Hal ini diperkuat oleh Prof Benjamin Horton, Director of Earth Observatory of Singapore Nanyang Technology University. Menurutnya, selain risiko yang disebabkan oleh letak geografis Indonesia di Cincin Api Pasifik, Indonesia juga harus mempertimbangkan dampak perubahan iklim yang semakin nyata.
"Salah satu poin penting yang perlu kita pahami adalah dampak peningkatan suhu global sebesar 1,5 derajat Celsius. kenaikan suhu ini dapat memperburuk frekuensi dan intensitas bencana alam seperti banjir, kekeringan, dan badai tropis," tuturnya pada Webinar.

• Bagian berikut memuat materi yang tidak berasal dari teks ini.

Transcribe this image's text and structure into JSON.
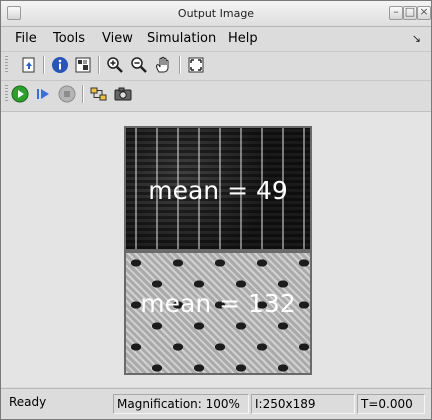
{
  "window": {
    "title": "Output Image"
  },
  "menubar": {
    "items": [
      {
        "label": "File"
      },
      {
        "label": "Tools"
      },
      {
        "label": "View"
      },
      {
        "label": "Simulation"
      },
      {
        "label": "Help"
      }
    ]
  },
  "toolbar1": {
    "icons": [
      "open-block-icon",
      "info-icon",
      "pixel-region-icon",
      "zoom-in-icon",
      "zoom-out-icon",
      "pan-hand-icon",
      "fit-to-window-icon"
    ]
  },
  "toolbar2": {
    "icons": [
      "run-icon",
      "step-forward-icon",
      "stop-icon",
      "signal-highlight-icon",
      "snapshot-camera-icon"
    ]
  },
  "image": {
    "top_label": "mean = 49",
    "bottom_label": "mean = 132"
  },
  "statusbar": {
    "status": "Ready",
    "magnification": "Magnification: 100%",
    "image_size": "I:250x189",
    "time": "T=0.000"
  },
  "colors": {
    "run_green": "#2e9e2e",
    "step_blue": "#3a6fd8",
    "stop_gray": "#8c8c8c"
  }
}
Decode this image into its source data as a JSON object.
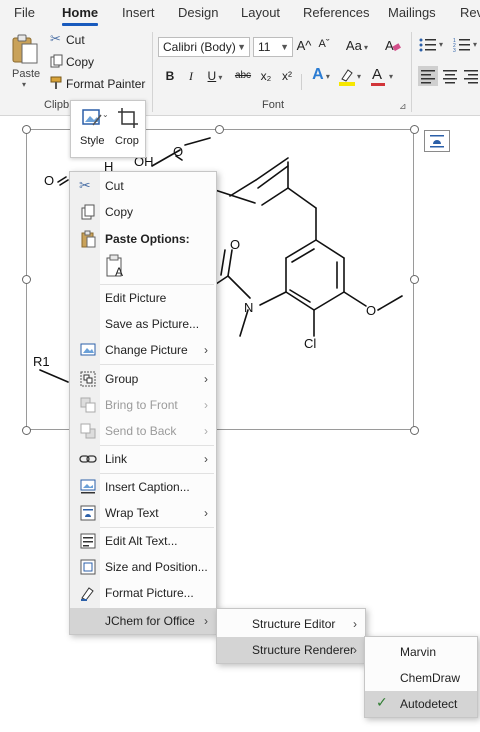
{
  "ribbon": {
    "tabs": [
      "File",
      "Home",
      "Insert",
      "Design",
      "Layout",
      "References",
      "Mailings",
      "Rev"
    ],
    "active_tab": "Home",
    "clipboard": {
      "paste_label": "Paste",
      "cut_label": "Cut",
      "copy_label": "Copy",
      "format_painter_label": "Format Painter",
      "group_label": "Clipb"
    },
    "font": {
      "font_name": "Calibri (Body)",
      "font_size": "11",
      "group_label": "Font",
      "change_case": "Aa",
      "bold": "B",
      "italic": "I",
      "underline": "U",
      "strikethrough": "abc",
      "subscript": "x₂",
      "superscript": "x²",
      "grow": "A^",
      "shrink": "Aˇ",
      "text_effects": "A",
      "font_color": "A",
      "highlight_color": "#f7e700",
      "font_color_value": "#d13438",
      "text_effects_color": "#2b7cd3"
    }
  },
  "mini_toolbar": {
    "style_label": "Style",
    "crop_label": "Crop"
  },
  "molecule": {
    "atoms": [
      "H",
      "OH",
      "O",
      "O",
      "O",
      "N",
      "O",
      "Cl",
      "R1"
    ]
  },
  "context_menu": {
    "items": [
      {
        "label": "Cut",
        "icon": "scissors-icon",
        "submenu": false,
        "disabled": false
      },
      {
        "label": "Copy",
        "icon": "copy-icon",
        "submenu": false,
        "disabled": false
      },
      {
        "label": "Paste Options:",
        "icon": "paste-icon",
        "submenu": false,
        "disabled": false,
        "header": true
      },
      {
        "label": "",
        "icon": "paste-keep-text-icon",
        "submenu": false,
        "disabled": false
      },
      {
        "label": "Edit Picture",
        "icon": "",
        "submenu": false,
        "disabled": false
      },
      {
        "label": "Save as Picture...",
        "icon": "",
        "submenu": false,
        "disabled": false
      },
      {
        "label": "Change Picture",
        "icon": "change-picture-icon",
        "submenu": true,
        "disabled": false
      },
      {
        "label": "Group",
        "icon": "group-icon",
        "submenu": true,
        "disabled": false
      },
      {
        "label": "Bring to Front",
        "icon": "bring-to-front-icon",
        "submenu": true,
        "disabled": true
      },
      {
        "label": "Send to Back",
        "icon": "send-to-back-icon",
        "submenu": true,
        "disabled": true
      },
      {
        "label": "Link",
        "icon": "link-icon",
        "submenu": true,
        "disabled": false
      },
      {
        "label": "Insert Caption...",
        "icon": "insert-caption-icon",
        "submenu": false,
        "disabled": false
      },
      {
        "label": "Wrap Text",
        "icon": "wrap-text-icon",
        "submenu": true,
        "disabled": false
      },
      {
        "label": "Edit Alt Text...",
        "icon": "alt-text-icon",
        "submenu": false,
        "disabled": false
      },
      {
        "label": "Size and Position...",
        "icon": "size-position-icon",
        "submenu": false,
        "disabled": false
      },
      {
        "label": "Format Picture...",
        "icon": "format-picture-icon",
        "submenu": false,
        "disabled": false
      },
      {
        "label": "JChem for Office",
        "icon": "",
        "submenu": true,
        "disabled": false,
        "highlighted": true
      }
    ]
  },
  "submenu_jchem": {
    "items": [
      {
        "label": "Structure Editor",
        "submenu": true
      },
      {
        "label": "Structure Renderer",
        "submenu": true,
        "highlighted": true
      }
    ]
  },
  "submenu_renderer": {
    "items": [
      {
        "label": "Marvin",
        "checked": false
      },
      {
        "label": "ChemDraw",
        "checked": false
      },
      {
        "label": "Autodetect",
        "checked": true,
        "highlighted": true
      }
    ]
  },
  "colors": {
    "accent": "#185abd",
    "menu_highlight": "#d4d4d4",
    "check": "#2f7d32"
  }
}
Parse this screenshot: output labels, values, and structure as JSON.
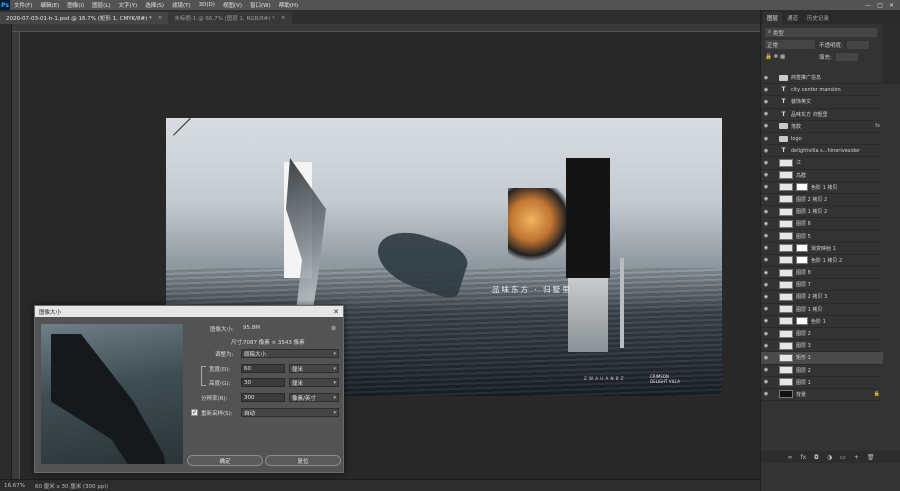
{
  "app": {
    "logo": "Ps"
  },
  "menu": [
    "文件(F)",
    "编辑(E)",
    "图像(I)",
    "图层(L)",
    "文字(Y)",
    "选择(S)",
    "滤镜(T)",
    "3D(D)",
    "视图(V)",
    "窗口(W)",
    "帮助(H)"
  ],
  "window_controls": {
    "min": "—",
    "max": "□",
    "close": "✕"
  },
  "tabs": [
    {
      "label": "2020-07-03-01-h-1.psd @ 16.7% (矩形 1, CMYK/8#) *",
      "close": "×"
    },
    {
      "label": "未标题-1 @ 66.7% (图层 1, RGB/8#) *",
      "close": "×"
    }
  ],
  "artwork": {
    "slogan": "品味东方 · 归墅里",
    "footer_note": "Z  W  A  U  A  N  B  Z",
    "footer_logo_line1": "CRIMSON",
    "footer_logo_line2": "DELIGHT VILLA"
  },
  "status": {
    "zoom": "16.67%",
    "doc_info": "60 厘米 x 30 厘米 (300 ppi)"
  },
  "dialog": {
    "title": "图像大小",
    "close": "✕",
    "image_size_label": "图像大小:",
    "image_size_value": "95.8M",
    "dimensions_label": "尺寸:",
    "dimensions_value": "7087 像素  ×  3543 像素",
    "fit_label": "调整为:",
    "fit_value": "原稿大小",
    "width_label": "宽度(D):",
    "width_value": "60",
    "width_unit": "厘米",
    "height_label": "高度(G):",
    "height_value": "30",
    "height_unit": "厘米",
    "resolution_label": "分辨率(R):",
    "resolution_value": "300",
    "resolution_unit": "像素/英寸",
    "resample_label": "重新采样(S):",
    "resample_value": "自动",
    "ok_label": "确定",
    "cancel_label": "复位"
  },
  "panel": {
    "tabs": [
      "图层",
      "通道",
      "历史记录"
    ],
    "filter_placeholder": "类型",
    "blend_mode": "正常",
    "opacity_label": "不透明度:",
    "fill_label": "填充:",
    "layers": [
      {
        "name": "商签推广信息",
        "kind": "folder"
      },
      {
        "name": "city center mansion",
        "kind": "text"
      },
      {
        "name": "装饰英文",
        "kind": "text"
      },
      {
        "name": "品味东方 归墅里",
        "kind": "text"
      },
      {
        "name": "落款",
        "kind": "folder",
        "fx": "fx"
      },
      {
        "name": "logo",
        "kind": "folder"
      },
      {
        "name": "delightvilla s...hinerivesider",
        "kind": "text"
      },
      {
        "name": "江",
        "kind": "image"
      },
      {
        "name": "鸟群",
        "kind": "image"
      },
      {
        "name": "色阶 1 拷贝",
        "kind": "adjust"
      },
      {
        "name": "图层 2 拷贝 2",
        "kind": "image"
      },
      {
        "name": "图层 1 拷贝 2",
        "kind": "image"
      },
      {
        "name": "图层 6",
        "kind": "image"
      },
      {
        "name": "图层 5",
        "kind": "image"
      },
      {
        "name": "渐变映射 1",
        "kind": "adjust"
      },
      {
        "name": "色阶 1 拷贝 2",
        "kind": "adjust"
      },
      {
        "name": "图层 8",
        "kind": "image"
      },
      {
        "name": "图层 7",
        "kind": "image"
      },
      {
        "name": "图层 2 拷贝 3",
        "kind": "image"
      },
      {
        "name": "图层 1 拷贝",
        "kind": "image"
      },
      {
        "name": "色阶 1",
        "kind": "adjust"
      },
      {
        "name": "图层 2",
        "kind": "image"
      },
      {
        "name": "图层 3",
        "kind": "image"
      },
      {
        "name": "矩形 1",
        "kind": "image",
        "selected": true
      },
      {
        "name": "图层 2",
        "kind": "image"
      },
      {
        "name": "图层 1",
        "kind": "image"
      },
      {
        "name": "背景",
        "kind": "background",
        "lock": "🔒"
      }
    ],
    "bottom_icons": [
      "∞",
      "fx",
      "◘",
      "◑",
      "▭",
      "+",
      "🗑"
    ]
  }
}
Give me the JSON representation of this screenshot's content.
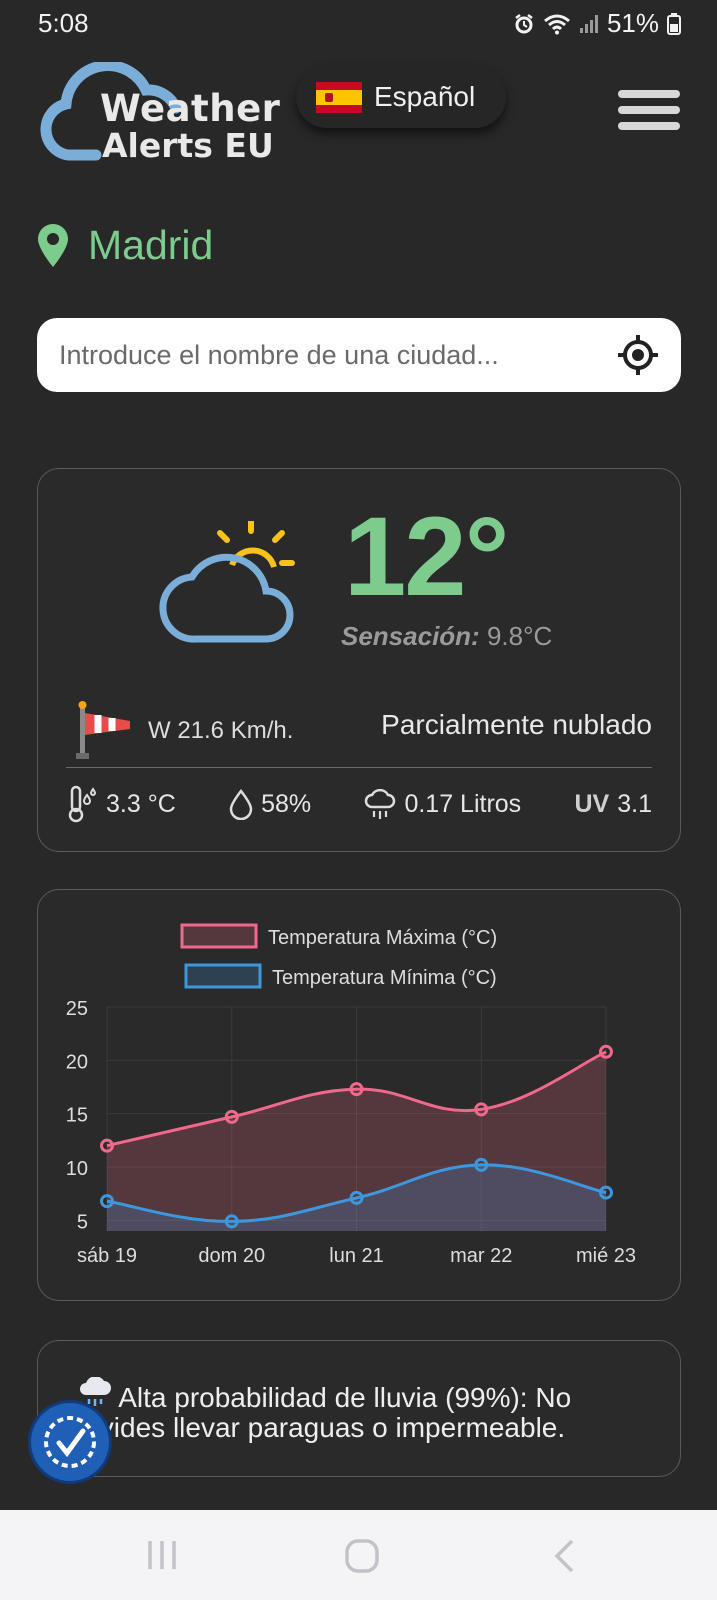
{
  "status": {
    "time": "5:08",
    "battery": "51%"
  },
  "header": {
    "logo_line1": "Weather",
    "logo_line2": "Alerts EU",
    "language_label": "Español"
  },
  "location": {
    "city": "Madrid"
  },
  "search": {
    "placeholder": "Introduce el nombre de una ciudad..."
  },
  "current": {
    "temperature": "12°",
    "feels_label": "Sensación:",
    "feels_value": "9.8°C",
    "wind": "W 21.6 Km/h.",
    "condition": "Parcialmente nublado",
    "dew_point": "3.3 °C",
    "humidity": "58%",
    "precipitation": "0.17 Litros",
    "uv_label": "UV",
    "uv_value": "3.1"
  },
  "alert": {
    "text": "Alta probabilidad de lluvia (99%): No olvides llevar paraguas o impermeable."
  },
  "colors": {
    "accent": "#7dcc8d",
    "max": "#f0698a",
    "min": "#3d97dd",
    "background": "#282828"
  },
  "chart_data": {
    "type": "line",
    "categories": [
      "sáb 19",
      "dom 20",
      "lun 21",
      "mar 22",
      "mié 23"
    ],
    "series": [
      {
        "name": "Temperatura Máxima (°C)",
        "values": [
          12.0,
          14.7,
          17.3,
          15.4,
          20.8
        ],
        "color": "#f0698a"
      },
      {
        "name": "Temperatura Mínima (°C)",
        "values": [
          6.8,
          4.9,
          7.1,
          10.2,
          7.6
        ],
        "color": "#3d97dd"
      }
    ],
    "yticks": [
      5,
      10,
      15,
      20,
      25
    ],
    "ylim": [
      4,
      25
    ],
    "legend": "top",
    "grid": true
  }
}
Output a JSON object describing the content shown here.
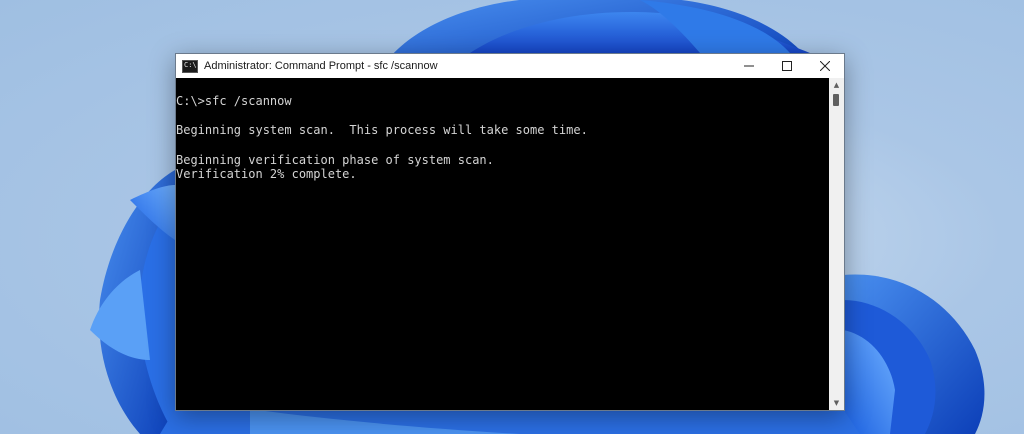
{
  "window": {
    "title": "Administrator: Command Prompt - sfc  /scannow",
    "app_icon_text": "C:\\",
    "controls": {
      "minimize_icon": "minimize-icon",
      "maximize_icon": "maximize-icon",
      "close_icon": "close-icon"
    }
  },
  "console": {
    "lines": [
      "C:\\>sfc /scannow",
      "",
      "Beginning system scan.  This process will take some time.",
      "",
      "Beginning verification phase of system scan.",
      "Verification 2% complete."
    ],
    "background": "#000000",
    "foreground": "#d4d4d4"
  },
  "scrollbar": {
    "up_icon": "scroll-up-icon",
    "down_icon": "scroll-down-icon"
  },
  "colors": {
    "wallpaper": "#aac6e6",
    "bloom": "#1a5fe0",
    "titlebar": "#ffffff"
  }
}
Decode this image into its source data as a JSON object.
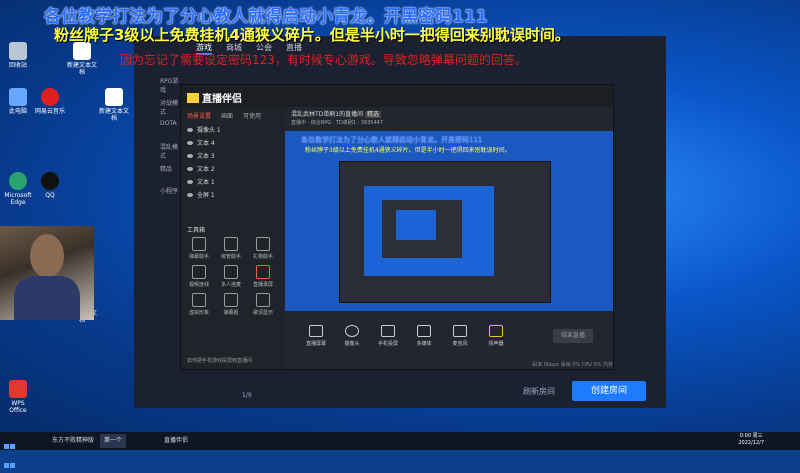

Dalam konteks ini, kata dia, upaya mitigasi dan adaptasi perubahan iklim harus menjadi bagian integral dari strategi pengurangan risiko bencana. "Kita harus dapat mengambil langkah proaktif dengan mengadopsi kebijakan yang ramah lingkungan, seperti pengurangan emisi karbon, pengelolaan sumber daya alam yang berkelanjutan, dan investasi dalam energi terbarukan," katanya.
Selanjutnya, paparan oleh Dr Evi Widowati, SKM MKes dosen FKM Universitas Negeri Semarang, bertema Program Satuan Pendidikan Aman Bencana (SPAB), kata dia, untuk memberikan pendidikan keselamatan di sekolah sejak dini dapat dilakukan salah satunya dengan Program Satuan Pendidikan Aman Bencana atau SPAB yang merupakan sebuah upaya pencegahan dan penanggulangan dampak bencana di satuan pendidikan.
"Program ini bertujuan untuk meningkatkan keamanan pada satuan pendidikan sebelum terjadinya bencana, ketika terjadinya bencana, maupun setelah terjadinya bencana, dengan berbasis pengurangan risiko bencana, inklusif, ramah anak dan mendorong kesetaraan, efektif dan menyenangkan, kerjasama lintas sektor, dan akuntabilitas," katanya.
Dari sisi Pemerintah, paparan kebencanaan di wakili Direktur Direktorat Kesiapsiagaan BNPB Drs Pangarso Suryotomo dalam webinar menyoroti peran penting pemerintah (government) dalam upaya mitigasi bencana. Menurutnya, semua telah mendengarkan bagaimana kebijakan nasional, regulasi, dan program-program strategis disusun dan diimplementasikan untuk memperkuat kesiapsiagaan dan respons terhadap bencana.
"Contoh konkret dari inisiatif ini termasuk pengembangan infrastruktur tangguh bencana, peningkatan kapasitas sumber daya manusia, serta pelatihan dan edukasi masyarakat," katanya.
Menurutnya, peran pemerintah yang efektif dan terkoordinasi adalah kunci dalam memastikan bahwa setiap lapisan masyarakat terlindungi dari risiko bencana. Peran Akademisi dan perguruan tinggi juga turut andil dalam penanggulangan bencana sesuai dengan Tri Dharma perguruan Tinggi.